14ymedio, Havana, 17 February 2020 — The Working Group on Arbitrary Detention of the United Nations Human Rights Council considers that jailed Cuban opponents Josiel Guia Piloto, Marbel Mendoza Reyes and Iván Amaro Hidalgo were convicted of vague crimes and without adequate legal defense.
After learning of the cases from the Cuban Prisoners Defenders (CPD), an NGO, and evaluating the allegations of the Government of Cuba, the agency reached these conclusions and calls on Havana to grant the activists “immediate, full freedom” and grant them “the effective right to obtain compensation and other types of reparation, in accordance with international law.”
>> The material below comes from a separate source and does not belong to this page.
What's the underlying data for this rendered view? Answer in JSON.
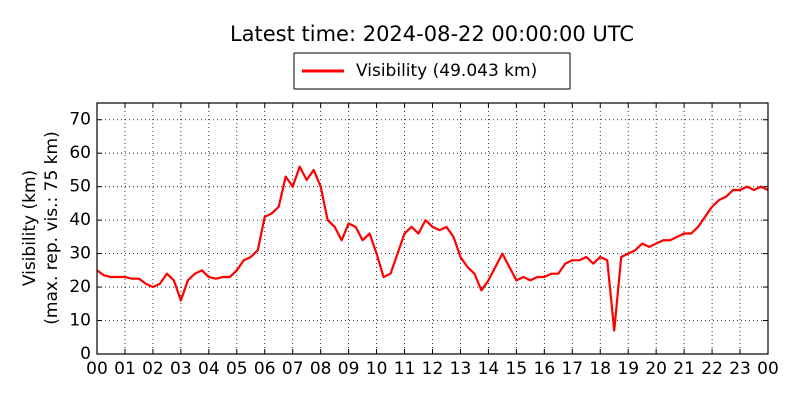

Josiel Guia Piloto, president of the Republican Party of Cuba (which is not legally recognized), was arrested 22 times between 2011 and 2014. In 2016 he was arrested and, a year later, was convicted of “contempt and public disorder.” The UN considers it proven that the police stopped him without justification in order to “generate an exchange of words” that resulted in his arrest and prosecution “from the fabrication of a suspicion by police.”
Marbel Mendoza Reyes, of the Patriotic Union of Cuba (Unpacu), was charged and sentenced to two and a half years in prison for social-pre-criminal dangerousness, a crime that the Cuban government uses very regularly. According to Cuban Prisoners Defender, there are 11,000 people imprisoned in the Island under this charge, which is applied to people the government believes are involved in activities contrary to “socialist morality.”
The CPD report also alleges that Mendoza’s sentence was extended six months for an alleged crime of contempt based on the complaint of a single official, something that is allowed by law in Cuba.
Iván Amaro Hidalgo, an activist with the Pedro Luis Boitel Party for Democracy (also illegal), is the third person referenced in the report. He was arrested in August 2016 wearing a shirt with the motto Democracy YES! Dictatorship NO! and Down You Know Who. In March 2017, he was sentenced to three years in prison in a closed-door trial in which the only witness was a police officer.
The report of the Working Group questions the criminal definitions of “contempt, disorder, danger and attack, contained in the Criminal Code, they are extremely vague and lack the requirement of sufficient accuracy to provide the population with legal certainty.”
In addition, the Inter-American Commission on Human Rights (IACHR) has already asked for the elimination of the crime of pre-criminal-dangerousness from the Criminal Code, as have other NGOs such as Human Rights Watch and Amnesty International.
The document laments that it is not the first time that it has to deal with matters such as this and that “there have been no significant changes in the State justice system since the presentation of its initial report in 1997. In particular, it notes with concern the lack of independence with respect to the executive and legislative powers of both the judiciary and the role of lawyers,” it emphasizes.
The Working Group will refer these three cases to the Special Rapporteur on torture and other cruel, inhuman or degrading treatment or punishments, and asks Cuba to ratify the International Covenant on Civil and Political Rights, which was signed by Cuba in 2008 but not ratified and put into practice, and to follow up on the case and the application of recommendations.
One of the requests made in the report to the authorities in Havana is “to disseminate the present opinion [in reference to the report] by all available means and as widely as possible,” although it does not seem likely that they will do so.